Thursday, October 1, 2009

Let's discuss this amongst ourselves

Last time I met with my spiritual director we talked about my relationship with the Person of Christ and I was told to continue to ponder it until we meet again. And here's why: I don't really have one. I used to, but not any more.


I'm sure this sounds horrible to hear from a self-proclaimed "devout Catholic", or maybe it proves everything you've ever thought about us Catholics. ;) Before I got married, though, I had a great relationship with Christ. I fully understood him as my Bridegroom and I was in love. Prayer was easy and Adoration was a joy - seeing Him face to Face. I read Song of Songs with Him in mind and every Mass was a reminder of the Wedding Feast of the Lamb. But then, well, I suppose He got replaced. (Doesn't that sound horrible?) Slowly we drifted away since I now had a Bridegroom in the flesh and I wasn't quite sure how to have that kind of relationship with two men. I'm still not sure.


Today in my life I revere Christ as Savior and King. I worship our Eucharistic Lord. I still see Him as a great comfort and I pray to be hidden within His wounds, the Fount of His Mercy. And I love Him in these ways, some of which are quite personal, yet as Friend, Lover, every day Companion there is something lacking.

But here's the thing, I actually feel like I have a great relationship with God the Father, and I'm quite drawn to God the Spirit. So the way I see it, I'm still doing okay with God. I think it's because at this point in my life I identify with Father more as motherhood has shown me how frustrating it must be to be God. Motherhood has made me understand Childhood. And I call on the Holy Spirit much more now than I ever have in the past.

So is this just a phase? Will I "return" to Christ as my Main Man?

And what about you? Have you noticed a similar change in your spiritual life? And do you have any tips or ideas for me?

5 comments:

Mia Jude said...

*sigh*..yea..honestly..I feel completely messed up..sorry..no tips here...I think you are doing way better than I am..boo me

Mrs. Krejci said...

Bonnie, I'm so glad you wrote this! Thanks for being so honest. I can very much relate to what you've shared here. Since dating/being engaged/marriage, my relationship with God has changed. I understand what you said about Christ being the "Main Man" prior to marriage--I too was in love like that :) And now, well, it's just different. I know my husband's love for me is from Christ. I haven't abanndoned Him, but the love and worship is just different now. Admittedly, it's easier to have a man-in-the-flesh hug and comfort me than to spend time in prayer contemplating on Christ's love for me. What I'm currently mulling over, though, is the thought that this is ok. The differences in how we relate to the aspects of God's character/personhood. I'm starting to feel that it's one of those season situations--aspects of Him are more apparant to us at different times in our lives. I think you described it wonderfully when you talked about understanding God the Father better through motherhood. I haven't learned that one yet, girl! ;) Again, I'm so glad you shared this. It corresponding with my own thoughts and worries on this matter. I'd love to hear more as you journey through this!! Much love, Mindy :)

Anonymous said...

I followed the same, seemingly natural, progression into marriage and motherhood, in terms of my relationship to God. I, too, miss close fellowship with the person of Jesus, but in the meantime have learned so much about God the Father and, like you, have come to call on and rely on the Holy Spirit more and more. I'm not sure if this is typical for most people, but that's my experience thus far. I look forward to having that sweet, refreshing relationship with Christ once again, though. All that being said, my entire relationship with God is not what it was when I was single. I simply don't have the time and attention to devote in the same manner that I did then, as I am using my time to sustain a household as well now.

Veronica said...

I basically feel how you feel and after discussing it with a friend who is 'farther' in life then us (married 10+ years, 5 children so far), she said the same idea about being close to different 'people' in different stages of our lives. I dont have the same friends I had in high school, and I won't have the same friends years from now when I have older children (although many I will :) ).
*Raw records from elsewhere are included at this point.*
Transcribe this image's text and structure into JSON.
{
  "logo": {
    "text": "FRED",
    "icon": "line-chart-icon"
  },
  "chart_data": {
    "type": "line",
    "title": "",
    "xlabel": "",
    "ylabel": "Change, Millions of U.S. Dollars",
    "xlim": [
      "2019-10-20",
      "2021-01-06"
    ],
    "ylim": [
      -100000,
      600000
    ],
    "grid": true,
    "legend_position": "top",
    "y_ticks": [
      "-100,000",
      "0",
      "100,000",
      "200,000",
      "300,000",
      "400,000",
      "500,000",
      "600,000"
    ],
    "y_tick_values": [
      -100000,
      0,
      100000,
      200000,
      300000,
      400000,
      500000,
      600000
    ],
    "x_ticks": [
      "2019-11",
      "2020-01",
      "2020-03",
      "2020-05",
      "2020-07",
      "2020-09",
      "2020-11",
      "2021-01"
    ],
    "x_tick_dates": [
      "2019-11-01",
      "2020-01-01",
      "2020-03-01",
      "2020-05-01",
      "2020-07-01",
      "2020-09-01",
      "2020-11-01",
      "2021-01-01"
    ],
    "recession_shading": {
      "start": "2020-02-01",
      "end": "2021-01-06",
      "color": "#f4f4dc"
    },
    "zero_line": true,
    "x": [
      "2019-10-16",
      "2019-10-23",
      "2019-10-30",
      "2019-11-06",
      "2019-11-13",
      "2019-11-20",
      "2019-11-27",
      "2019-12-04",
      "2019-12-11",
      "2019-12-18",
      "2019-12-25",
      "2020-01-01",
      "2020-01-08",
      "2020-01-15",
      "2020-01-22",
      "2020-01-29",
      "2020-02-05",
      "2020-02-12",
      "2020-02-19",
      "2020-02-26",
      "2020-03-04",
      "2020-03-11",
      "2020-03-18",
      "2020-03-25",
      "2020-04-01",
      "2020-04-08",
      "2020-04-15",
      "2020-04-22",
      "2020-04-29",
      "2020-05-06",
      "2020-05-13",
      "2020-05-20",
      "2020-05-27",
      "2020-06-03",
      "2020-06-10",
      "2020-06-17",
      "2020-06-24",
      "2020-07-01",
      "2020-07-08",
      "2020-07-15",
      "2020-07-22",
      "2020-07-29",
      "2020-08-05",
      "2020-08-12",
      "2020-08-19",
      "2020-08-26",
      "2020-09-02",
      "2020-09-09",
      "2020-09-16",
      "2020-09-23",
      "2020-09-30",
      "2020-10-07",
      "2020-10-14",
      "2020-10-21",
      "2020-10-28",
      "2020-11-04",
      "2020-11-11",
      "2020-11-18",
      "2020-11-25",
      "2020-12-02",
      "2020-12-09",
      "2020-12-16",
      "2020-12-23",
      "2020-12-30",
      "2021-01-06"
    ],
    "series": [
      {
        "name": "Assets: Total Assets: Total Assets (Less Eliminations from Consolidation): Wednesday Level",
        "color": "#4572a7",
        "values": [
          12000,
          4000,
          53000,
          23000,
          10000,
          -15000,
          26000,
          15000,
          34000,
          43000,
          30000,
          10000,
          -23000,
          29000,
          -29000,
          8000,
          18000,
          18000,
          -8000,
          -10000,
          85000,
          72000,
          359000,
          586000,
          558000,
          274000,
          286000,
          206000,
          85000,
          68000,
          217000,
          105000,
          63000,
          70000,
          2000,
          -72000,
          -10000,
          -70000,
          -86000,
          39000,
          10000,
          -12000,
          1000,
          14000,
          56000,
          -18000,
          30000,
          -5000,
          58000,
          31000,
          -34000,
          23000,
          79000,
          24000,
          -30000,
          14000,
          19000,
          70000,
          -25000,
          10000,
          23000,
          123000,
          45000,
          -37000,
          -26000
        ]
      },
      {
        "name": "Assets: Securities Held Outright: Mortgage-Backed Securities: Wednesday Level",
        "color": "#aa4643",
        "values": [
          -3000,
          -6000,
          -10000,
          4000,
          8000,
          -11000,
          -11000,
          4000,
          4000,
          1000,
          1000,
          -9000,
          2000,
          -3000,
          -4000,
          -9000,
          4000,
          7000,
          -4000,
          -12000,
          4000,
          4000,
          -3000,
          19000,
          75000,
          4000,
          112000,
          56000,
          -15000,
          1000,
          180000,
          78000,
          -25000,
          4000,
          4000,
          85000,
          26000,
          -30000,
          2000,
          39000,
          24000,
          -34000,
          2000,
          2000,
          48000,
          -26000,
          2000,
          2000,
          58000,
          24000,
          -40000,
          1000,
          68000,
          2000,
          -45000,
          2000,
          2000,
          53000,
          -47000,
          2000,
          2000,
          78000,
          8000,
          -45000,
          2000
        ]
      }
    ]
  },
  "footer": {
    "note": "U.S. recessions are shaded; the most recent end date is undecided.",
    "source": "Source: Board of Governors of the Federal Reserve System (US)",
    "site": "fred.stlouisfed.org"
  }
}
I still keep in touch and have friends who aren't married or have children, but they are not my closest confidents and supporters at this stage in my life.
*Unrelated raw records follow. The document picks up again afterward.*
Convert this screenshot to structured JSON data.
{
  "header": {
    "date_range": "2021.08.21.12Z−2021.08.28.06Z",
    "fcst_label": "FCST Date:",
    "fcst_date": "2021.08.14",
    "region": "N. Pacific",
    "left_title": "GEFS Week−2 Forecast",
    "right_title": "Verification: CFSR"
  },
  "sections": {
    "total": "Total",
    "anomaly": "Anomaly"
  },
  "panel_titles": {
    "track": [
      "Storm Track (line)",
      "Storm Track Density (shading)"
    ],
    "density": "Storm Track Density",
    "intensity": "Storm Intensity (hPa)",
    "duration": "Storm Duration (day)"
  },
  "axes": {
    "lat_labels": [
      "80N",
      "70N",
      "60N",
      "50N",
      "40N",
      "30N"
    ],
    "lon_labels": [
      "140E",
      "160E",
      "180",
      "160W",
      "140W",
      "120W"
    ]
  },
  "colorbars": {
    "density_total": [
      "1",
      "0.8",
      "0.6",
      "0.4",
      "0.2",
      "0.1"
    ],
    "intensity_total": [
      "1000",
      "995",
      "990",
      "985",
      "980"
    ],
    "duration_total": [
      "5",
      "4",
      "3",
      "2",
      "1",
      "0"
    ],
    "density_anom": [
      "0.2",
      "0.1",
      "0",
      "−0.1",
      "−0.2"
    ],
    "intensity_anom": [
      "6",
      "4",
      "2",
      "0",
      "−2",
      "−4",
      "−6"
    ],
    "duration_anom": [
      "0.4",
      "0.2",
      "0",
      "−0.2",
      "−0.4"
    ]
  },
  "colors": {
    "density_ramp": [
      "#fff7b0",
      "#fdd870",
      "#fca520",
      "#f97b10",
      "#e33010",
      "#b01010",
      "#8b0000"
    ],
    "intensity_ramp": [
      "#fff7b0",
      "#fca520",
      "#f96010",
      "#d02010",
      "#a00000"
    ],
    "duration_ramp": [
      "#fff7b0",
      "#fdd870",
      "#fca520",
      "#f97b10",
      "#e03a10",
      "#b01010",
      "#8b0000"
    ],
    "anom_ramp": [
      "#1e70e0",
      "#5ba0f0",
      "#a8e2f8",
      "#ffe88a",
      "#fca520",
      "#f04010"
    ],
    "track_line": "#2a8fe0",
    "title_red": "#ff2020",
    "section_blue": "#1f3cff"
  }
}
I still want to encourage and grow with the Son, but at times it is much easier to scream for help from the HS. On the other hand, the times I have been closest to Jesus have been through suffering. I try and think that his suffering was way worse then two spilled cups of milk with some tomato sauce mixed in. And, if He can suffer that much for ME, then surely He can help me through my daily struggles of loving my children. Even if it is more 'suffering' then 'love' on any given day. :)

anyways, I ramble, but hopefully you get the point. :)

Anonymous said...

Thank you for sharing your thoughts. You're ahead of me on this, for sure. I also had a good relationship with Christ before marriage. Now, like Veronica mentioned, I take comfort in hiding in His wounds. But that's as far as I get. I'd love to read something on the Holy Spirit, any suggestions? And thank you for mentioning your relationship with God the Father, I'm going to try to follow your lead on that.